Le journaliste et réalisateur Mohamed Nabil aborde, dans son nouveau film «Joyaux de la tristesse», la problématique des mères célibataires au Maroc.
Le film a été projeté, lundi dernier à Düsseldorf, dans le cadre des activités célébrant le cinquantenaire de l'immigration des Marocains en Allemagne (1963-2013).
Ce Maroco-Allemand, résidant à Berlin (Allemagne), ne cesse d'écrire et de braquer ses caméras sur les sujets «tabous» concernant la gent féminine. C'est une question qui le préoccupe et le tourmente depuis son cursus universitaire dans la branche de la philosophie et des sciences sociales où il a consacré son mémoire à «La sexualité dans la société marocaine». Plus tard, son métier de journaliste l'a aidé à écrire des nouvelles traitant des thématiques sur les femmes.
«La question féminine reste primordiale pour moi. Je trouve que la femme marocaine est marginalisée dans sa propre société. Puis, je pense que c'est plus créatif de travailler sur un sujet féminin, car c'est lié à la différence sexuelle et au monde émotionnel des femmes. Je me trouve dans des marges plus vastes et libres. Même au niveau du montage, la construction de l'image demeure plus passionnante». Pour Mohamed Nabil, le traitement de ce genre de sujets peut aider à mettre de la lumière sur l'avenir de la société marocaine qui reste toujours patriarcale. «Le sujet sur des femmes me donne du souffle pour faire plus de films, car chaque film est un début d'un autre film nouveau». Celui des «Joyaux de la tristesse» aborde la problématique des mères célibataires. Un film dont le tournage n'a pas été des plus simples, vu la sensibilité du sujet dans un pays musulman. Sa première difficulté a résidé dans la recherche de femmes qui pouvaient témoigner devant une caméra. Une tâche qui n'était pas aussi évidente.
«J'ai eu beaucoup de problèmes dans la recherche des protagonistes. Mais, mon métier de journaliste m'a aidé à trouver les bons personnes et contacts pour faire un casting réussi. Comme vous le savez, le sujet est très sensible et la majorité des femmes ne veulent pas se montrer devant la caméra pour raconter des histoires intimes. Une mère célibataire est déjà une personne rejetée, mal vue et liée à ce qu'on appelle au Maroc "Hchouma". J'ai pu dépasser toutes ces difficultés pour faire un film plus expressif et créatif».

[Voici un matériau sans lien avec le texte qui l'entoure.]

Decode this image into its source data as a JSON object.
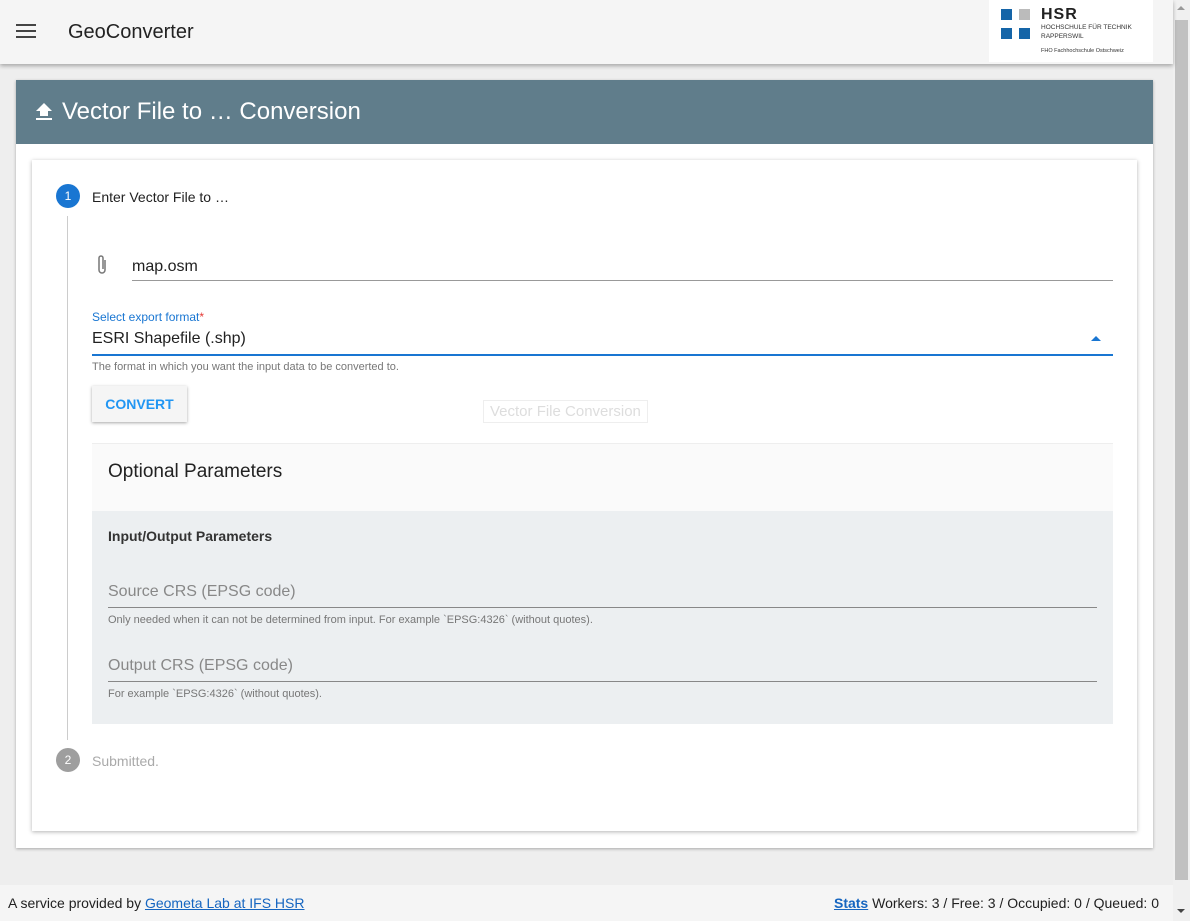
{
  "header": {
    "title": "GeoConverter",
    "logo": {
      "name": "HSR",
      "line1": "HOCHSCHULE FÜR TECHNIK",
      "line2": "RAPPERSWIL",
      "line3": "FHO Fachhochschule Ostschweiz"
    }
  },
  "card": {
    "title": "Vector File to … Conversion"
  },
  "steps": [
    {
      "number": "1",
      "label": "Enter Vector File to …"
    },
    {
      "number": "2",
      "label": "Submitted."
    }
  ],
  "form": {
    "file_value": "map.osm",
    "format_label": "Select export format",
    "format_required": "*",
    "format_value": "ESRI Shapefile (.shp)",
    "format_hint": "The format in which you want the input data to be converted to.",
    "convert_label": "CONVERT",
    "tooltip": "Vector File Conversion"
  },
  "optional": {
    "title": "Optional Parameters",
    "section": "Input/Output Parameters",
    "source_placeholder": "Source CRS (EPSG code)",
    "source_hint": "Only needed when it can not be determined from input. For example `EPSG:4326` (without quotes).",
    "output_placeholder": "Output CRS (EPSG code)",
    "output_hint": "For example `EPSG:4326` (without quotes)."
  },
  "footer": {
    "prefix": "A service provided by",
    "link": "Geometa Lab at IFS HSR",
    "stats_link": "Stats",
    "stats": "Workers: 3 / Free: 3 / Occupied: 0 / Queued: 0"
  },
  "colors": {
    "accent": "#1976d2",
    "header": "#607d8b"
  }
}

C'est toute une aventure que le réalisateur a vécue avec deux témoignages aussi frappants l'un que l'autre, dévoilant les souffrances et les rejets que vivent les deux mères célibataires de «Joyaux de la tristesse». Ce phénomène ne date pas d'aujourd'hui. Depuis des années, de plus en plus de femmes au Maroc donnent naissance à des enfants en dehors du mariage. Le documentaire de Mohamed Nabil l'explore en livrant le quotidien de deux mères célibataires qui sont ostracisées par la famille, la société et l'État et subissent les pires des discriminations. Outre ces déclarations poignantes, plusieurs experts et intervenants appartenant aux ONG marocaines, aux associations des droits de l'Homme et au gouvernement marocain donnent leurs points de vue sur ce problème épineux et affirment la complexité de ce phénomène dans toutes ses dimensions.
«Ce genre de sujet permet de constater à quel point les sociétés arrivent à vivre la contradiction entre le fait que la femme représente la moitié de la société et celui de sa marginalisation. J'espère que ce film pourra ouvrir un débat social au Maroc et à l'extérieur du pays sur la situation de la femme marocaine, entre autres celle de la mère célibataire. Car l'art reste toujours un moyen pour dénoncer des choses et remédier à d'autres», souligne Mohamed Nabil.
Synopsis
«Joyaux de la tristesse» est un film documentaire qui raconte la vie de deux mères célibataires (Nadia et Nezha), leurs souffrances et surtout leurs mésaventures au sein d'une société qui les rejette. Le premier cas est celui d'une jeune employée aux sanitaires. Elle a un passé mouvementé de petite bonne violentée et se retrouve seule avec un enfant à charge. Le second cas est le vécu d'une prostituée, mère célibataire de trois enfants dont elle laisse la charge à une voisine du quartier.
Subissant les pires des discriminations sociales, ces mères célibataires constituent la honte de leurs proches. Leur vie quotidienne est déterminée par la détresse et l'inquiétude de survie.
Repères
Mohamed Nabil poursuit ses études universitaires à Fès.
Il a enseigné la philosophie et les sciences sociales au Maroc.
Il quitte son pays d'origine et s'installe au Canada.
Il a travaillé au Canada et en Russie en tant que journaliste.
Il s'installe à Berlin et réalise deux films documentaires.